Von der Freitreppe blicken überlebensgroße weiße Steinfiguren auf die Besucher herab. Hinter den alten Mauern sind Wissen und Arbeit zu Hause. Der Eindruck trügt nicht, denn die Bayerische Staatsbibliothek München besitzt über zehn Millionen Bücher. Jedes Jahr kommen 140 000 Bände hinzu. Um all diese Bücher unterzubringen, gibt es neben dem Hauptgebäude unter anderem eine Speicherbibliothek in Garching, die auf 9000 Quadratmetern, aufgeteilt in vier Stockwerke, bis zu drei Millionen Bücher beherbergen kann.

Weil das nicht genug ist, baut die Bibliothek jetzt mit viel Engagement auch ihr digitales Angebot aus. Der Weg zum Digitalisierungszentrum (MDZ) führt durch eine massive Holztür und einen langen Gang mit hohen Decken. Es geht vorbei an einer überlebensgroßen Statue mit kaputter Nase – und plötzlich trifft Alt auf Neu. Hier, inmitten historischer Gemäuer, digitalisieren moderne Scanner mit aller neuester Technik die Vergangenheit für die Zukunft.

Staasbibliothek digitalisiert Lutherbibeln aus Coburg

An einem dieser 26 Scanner haben MDZ-Mitarbeiter die Lutherbibeln aus Coburg eingescannt. Zwei Wochen dauerte das, ganz vorsichtig mussten sie mit den alten Büchern umgehen. Zuvor restaurierte ein Kurator die Bibeln und prüfte, wie weit sie geöffnet werden können, um Schäden des Buchrückens zu vermeiden. Nur mit Handschuhen durften die Bücher berührt werden.

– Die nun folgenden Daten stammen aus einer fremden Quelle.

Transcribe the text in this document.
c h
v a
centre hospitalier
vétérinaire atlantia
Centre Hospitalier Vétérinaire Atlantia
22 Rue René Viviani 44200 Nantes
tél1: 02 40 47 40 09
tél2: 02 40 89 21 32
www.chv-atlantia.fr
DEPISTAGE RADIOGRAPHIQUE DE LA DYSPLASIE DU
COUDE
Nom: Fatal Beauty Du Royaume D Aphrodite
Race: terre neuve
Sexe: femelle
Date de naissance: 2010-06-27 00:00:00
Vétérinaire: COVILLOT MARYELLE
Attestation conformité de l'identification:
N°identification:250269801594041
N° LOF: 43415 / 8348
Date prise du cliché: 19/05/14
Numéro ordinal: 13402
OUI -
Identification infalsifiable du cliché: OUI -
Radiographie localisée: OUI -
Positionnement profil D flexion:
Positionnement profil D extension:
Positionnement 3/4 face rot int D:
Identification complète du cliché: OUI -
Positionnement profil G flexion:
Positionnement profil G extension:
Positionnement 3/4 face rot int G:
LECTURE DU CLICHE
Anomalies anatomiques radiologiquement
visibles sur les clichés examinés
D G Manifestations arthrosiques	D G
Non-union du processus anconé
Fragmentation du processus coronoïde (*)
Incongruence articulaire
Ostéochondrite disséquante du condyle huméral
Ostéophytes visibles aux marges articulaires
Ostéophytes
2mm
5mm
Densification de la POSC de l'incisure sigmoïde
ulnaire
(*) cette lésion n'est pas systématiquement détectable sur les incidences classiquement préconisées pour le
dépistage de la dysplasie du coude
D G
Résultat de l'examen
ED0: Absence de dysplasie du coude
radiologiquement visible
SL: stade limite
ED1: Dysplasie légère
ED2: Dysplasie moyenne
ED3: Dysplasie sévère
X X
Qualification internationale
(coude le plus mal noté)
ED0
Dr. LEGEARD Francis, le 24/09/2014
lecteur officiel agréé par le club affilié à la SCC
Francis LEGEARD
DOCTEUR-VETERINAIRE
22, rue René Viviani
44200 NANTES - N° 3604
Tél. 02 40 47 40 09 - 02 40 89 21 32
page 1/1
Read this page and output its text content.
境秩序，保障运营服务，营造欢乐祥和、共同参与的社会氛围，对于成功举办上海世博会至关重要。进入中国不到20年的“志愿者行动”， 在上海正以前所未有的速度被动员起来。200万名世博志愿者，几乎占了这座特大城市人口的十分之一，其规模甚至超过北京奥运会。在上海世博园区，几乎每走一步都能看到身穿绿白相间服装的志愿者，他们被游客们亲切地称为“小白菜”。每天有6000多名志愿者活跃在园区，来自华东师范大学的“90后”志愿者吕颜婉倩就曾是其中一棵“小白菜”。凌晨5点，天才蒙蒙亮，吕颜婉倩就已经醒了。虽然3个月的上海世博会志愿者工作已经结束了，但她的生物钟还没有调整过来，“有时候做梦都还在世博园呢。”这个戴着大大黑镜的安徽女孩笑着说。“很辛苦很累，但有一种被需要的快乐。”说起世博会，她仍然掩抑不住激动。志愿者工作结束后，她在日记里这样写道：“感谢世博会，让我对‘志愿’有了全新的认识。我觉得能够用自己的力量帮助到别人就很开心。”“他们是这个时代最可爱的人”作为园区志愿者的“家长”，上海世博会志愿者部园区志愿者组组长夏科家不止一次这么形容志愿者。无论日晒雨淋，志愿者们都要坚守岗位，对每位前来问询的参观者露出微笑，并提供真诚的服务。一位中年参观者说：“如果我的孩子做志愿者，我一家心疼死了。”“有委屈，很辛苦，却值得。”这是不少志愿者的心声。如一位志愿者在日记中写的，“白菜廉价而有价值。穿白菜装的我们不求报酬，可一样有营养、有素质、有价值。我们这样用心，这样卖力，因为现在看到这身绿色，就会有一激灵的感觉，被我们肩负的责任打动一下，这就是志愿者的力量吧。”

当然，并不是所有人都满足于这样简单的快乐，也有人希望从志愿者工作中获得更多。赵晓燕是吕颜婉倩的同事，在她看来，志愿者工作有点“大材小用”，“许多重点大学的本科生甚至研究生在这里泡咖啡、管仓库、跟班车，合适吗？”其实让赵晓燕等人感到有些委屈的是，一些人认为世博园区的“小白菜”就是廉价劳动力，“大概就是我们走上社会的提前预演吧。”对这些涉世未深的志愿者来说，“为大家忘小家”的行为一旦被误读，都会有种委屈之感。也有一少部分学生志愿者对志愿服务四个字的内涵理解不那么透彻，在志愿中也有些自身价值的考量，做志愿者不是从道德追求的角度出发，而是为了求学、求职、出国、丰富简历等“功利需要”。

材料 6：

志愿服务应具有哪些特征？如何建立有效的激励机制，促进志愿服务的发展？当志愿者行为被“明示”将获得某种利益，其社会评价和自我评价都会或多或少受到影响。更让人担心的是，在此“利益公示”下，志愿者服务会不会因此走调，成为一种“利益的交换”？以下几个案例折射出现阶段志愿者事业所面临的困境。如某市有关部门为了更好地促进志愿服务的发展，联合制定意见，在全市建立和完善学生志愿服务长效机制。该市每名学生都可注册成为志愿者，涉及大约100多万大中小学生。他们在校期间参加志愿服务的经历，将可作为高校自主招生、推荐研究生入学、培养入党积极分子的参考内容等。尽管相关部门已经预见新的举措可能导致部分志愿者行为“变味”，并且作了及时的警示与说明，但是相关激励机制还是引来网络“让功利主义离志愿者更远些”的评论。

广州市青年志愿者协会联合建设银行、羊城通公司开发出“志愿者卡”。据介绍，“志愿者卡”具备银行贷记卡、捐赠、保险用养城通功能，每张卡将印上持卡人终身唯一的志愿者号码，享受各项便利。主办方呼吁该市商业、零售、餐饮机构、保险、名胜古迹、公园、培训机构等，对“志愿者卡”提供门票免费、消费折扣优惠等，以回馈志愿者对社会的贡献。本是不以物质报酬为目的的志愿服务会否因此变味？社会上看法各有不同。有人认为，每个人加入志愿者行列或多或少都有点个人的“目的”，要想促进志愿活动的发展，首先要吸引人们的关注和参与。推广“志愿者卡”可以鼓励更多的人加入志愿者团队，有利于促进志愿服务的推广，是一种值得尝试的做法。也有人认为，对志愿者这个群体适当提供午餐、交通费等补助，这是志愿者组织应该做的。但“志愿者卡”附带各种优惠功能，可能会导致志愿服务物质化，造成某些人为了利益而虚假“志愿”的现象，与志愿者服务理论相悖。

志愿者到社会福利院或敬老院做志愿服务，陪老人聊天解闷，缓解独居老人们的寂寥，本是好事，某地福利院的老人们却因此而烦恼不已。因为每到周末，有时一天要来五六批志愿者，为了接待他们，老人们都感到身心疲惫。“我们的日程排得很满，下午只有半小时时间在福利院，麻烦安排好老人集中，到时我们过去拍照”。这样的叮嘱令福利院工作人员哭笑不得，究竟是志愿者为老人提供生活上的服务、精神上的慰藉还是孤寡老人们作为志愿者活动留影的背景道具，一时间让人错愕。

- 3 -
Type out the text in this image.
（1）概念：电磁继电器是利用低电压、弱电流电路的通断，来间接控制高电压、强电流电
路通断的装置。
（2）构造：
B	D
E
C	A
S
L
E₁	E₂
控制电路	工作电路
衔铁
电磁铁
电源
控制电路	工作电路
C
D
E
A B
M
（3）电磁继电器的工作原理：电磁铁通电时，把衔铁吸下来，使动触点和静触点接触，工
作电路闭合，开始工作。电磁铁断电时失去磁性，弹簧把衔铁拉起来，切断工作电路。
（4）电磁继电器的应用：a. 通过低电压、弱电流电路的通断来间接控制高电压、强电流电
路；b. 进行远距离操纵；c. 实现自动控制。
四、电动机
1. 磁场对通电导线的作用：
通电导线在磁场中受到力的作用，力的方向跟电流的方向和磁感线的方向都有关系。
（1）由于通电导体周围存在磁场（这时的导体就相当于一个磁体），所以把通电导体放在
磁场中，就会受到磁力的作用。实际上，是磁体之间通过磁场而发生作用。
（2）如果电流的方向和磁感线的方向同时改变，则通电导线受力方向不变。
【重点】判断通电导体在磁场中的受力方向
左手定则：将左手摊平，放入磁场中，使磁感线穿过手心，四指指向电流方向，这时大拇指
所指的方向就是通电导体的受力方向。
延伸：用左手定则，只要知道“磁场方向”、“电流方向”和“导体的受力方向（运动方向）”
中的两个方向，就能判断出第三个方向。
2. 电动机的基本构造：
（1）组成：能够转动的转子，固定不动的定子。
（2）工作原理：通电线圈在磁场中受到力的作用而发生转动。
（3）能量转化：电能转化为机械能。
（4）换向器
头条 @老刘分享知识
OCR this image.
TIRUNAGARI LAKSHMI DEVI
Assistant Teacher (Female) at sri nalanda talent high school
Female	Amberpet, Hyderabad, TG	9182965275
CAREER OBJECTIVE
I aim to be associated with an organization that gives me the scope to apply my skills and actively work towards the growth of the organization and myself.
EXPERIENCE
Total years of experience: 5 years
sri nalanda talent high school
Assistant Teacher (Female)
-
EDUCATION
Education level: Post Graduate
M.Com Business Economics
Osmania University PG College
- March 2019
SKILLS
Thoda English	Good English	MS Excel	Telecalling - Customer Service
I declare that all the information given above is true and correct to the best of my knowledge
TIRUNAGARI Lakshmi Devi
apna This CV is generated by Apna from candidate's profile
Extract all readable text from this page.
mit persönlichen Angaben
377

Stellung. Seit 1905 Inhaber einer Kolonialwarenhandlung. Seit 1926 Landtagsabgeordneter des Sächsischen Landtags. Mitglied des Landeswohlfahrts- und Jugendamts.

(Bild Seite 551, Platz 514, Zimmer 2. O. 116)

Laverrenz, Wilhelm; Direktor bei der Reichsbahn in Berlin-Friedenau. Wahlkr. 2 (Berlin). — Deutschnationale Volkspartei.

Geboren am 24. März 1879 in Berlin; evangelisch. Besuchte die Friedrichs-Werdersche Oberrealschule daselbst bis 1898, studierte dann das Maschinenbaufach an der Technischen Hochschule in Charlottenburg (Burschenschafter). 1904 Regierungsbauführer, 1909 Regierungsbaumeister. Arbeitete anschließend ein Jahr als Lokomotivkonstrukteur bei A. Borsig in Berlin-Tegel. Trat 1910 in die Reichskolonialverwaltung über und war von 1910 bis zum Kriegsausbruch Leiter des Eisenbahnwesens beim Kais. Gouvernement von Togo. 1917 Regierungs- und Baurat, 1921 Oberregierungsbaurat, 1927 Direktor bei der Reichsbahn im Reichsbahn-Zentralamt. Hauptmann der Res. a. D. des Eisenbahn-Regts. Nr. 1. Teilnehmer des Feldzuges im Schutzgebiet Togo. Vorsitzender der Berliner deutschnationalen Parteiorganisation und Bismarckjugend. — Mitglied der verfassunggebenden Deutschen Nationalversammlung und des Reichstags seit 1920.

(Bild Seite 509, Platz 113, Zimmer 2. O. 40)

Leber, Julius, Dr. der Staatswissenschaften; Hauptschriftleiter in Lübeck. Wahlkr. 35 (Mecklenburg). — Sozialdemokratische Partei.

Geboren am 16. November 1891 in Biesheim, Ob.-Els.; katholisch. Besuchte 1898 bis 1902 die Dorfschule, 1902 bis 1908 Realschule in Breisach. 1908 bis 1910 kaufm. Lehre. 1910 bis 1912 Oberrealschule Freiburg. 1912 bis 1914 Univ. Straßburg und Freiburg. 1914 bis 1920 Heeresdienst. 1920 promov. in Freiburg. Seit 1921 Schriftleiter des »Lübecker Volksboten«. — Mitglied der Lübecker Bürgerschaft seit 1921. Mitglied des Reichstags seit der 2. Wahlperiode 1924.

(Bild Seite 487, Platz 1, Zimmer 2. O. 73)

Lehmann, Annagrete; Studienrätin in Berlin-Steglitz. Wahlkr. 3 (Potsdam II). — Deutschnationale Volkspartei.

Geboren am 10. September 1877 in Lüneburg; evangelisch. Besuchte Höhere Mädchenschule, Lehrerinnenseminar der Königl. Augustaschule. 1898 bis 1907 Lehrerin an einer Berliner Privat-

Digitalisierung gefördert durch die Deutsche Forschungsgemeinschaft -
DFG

Eine Lutherbibel benötigte 1500 Scans. Ihre digitale Kopie hat ein Datenvolumen von 60 Gigabyte. Für viele alte Bücher wird zum Scannen eine spezielle Halterung eingerichtet, und die Seiten werden mit dem sogenannten Münchner Finger fixiert. Der ist aus durchsichtigem Plexiglas und verhindert, dass Finger mit gescannt werden, die nachher als unschöne dunkle Abdrücke sichtbar sind.

Auch leere Seiten und Insekten werden gescannt

»Auf die Idee kam ein Mitarbeiter «, erzählt der Verantwortliche des Digitalisierungszentrums, Ralf Schwerdtfeger: »Er hat einfach einen langstieligen durchsichtigen Eislöffel mitgebracht.« Heute liegt der in einer Vitrine neben alten Fotoapparaten und dem Bild einer Münze aus dem 16. Jahrhundert, die beim Digitalisieren in einem Buch gefunden wurde.

Wenn sich etwas in den Büchern befindet, beispielsweise ein Insekt, bleibt es dort, auch während des Scannens. Ebenso wie leere Seiten mit gescannt werden oder Seiten, die verkehrt herum im Buch sind. »Es ist nicht die Aufgabe des Bibliothekars, etwas zu zensieren. Das Buch soll auch in digitalisierter Form originalgetreu sein«, erläutert Schwerdtfeger.

»bavarikon«-Rat entscheidet über gescannte Werke

Die Idee, die Lutherbibeln sowie 120 weitere Exponate zur Reformation zu scannen, entstand in Zusammenhang mit dem anstehenden Luther-Jubiläum 2017. Welche Werke ausgewählt werden, hat der »bavarikon«-Rat entschieden. Unterstützt wird das Online- Portal, und damit auch das Luther- Projekt, vom Freistaat Bayern mit vier Millionen Euro. Die Zielgruppe des Projekts sind Wissenschaft und Lehre sowie ein bildungsinteressiertes Publikum.

Auch junge Menschen nutzen das bereits digitalisierte Angebot zur Reformation. Ziel des Digitalisierungsprojekts ist die kostenlose Zugänglichkeit der urheberrechtsfreien Werke für jedermann. Gleichzeitig sind die Bücher durch den verringerten Gebrauch besser geschützt.

2016 soll bei »bavarikon« der Schwerpunkt auf dem Thema Luther liegen. Es werden über 50 handschriftliche Briefe und Dokumente eingescannt. Auch die Städte und Orte, an und in denen sich Luther aufgehalten hat, sollen digital dargestellt werden.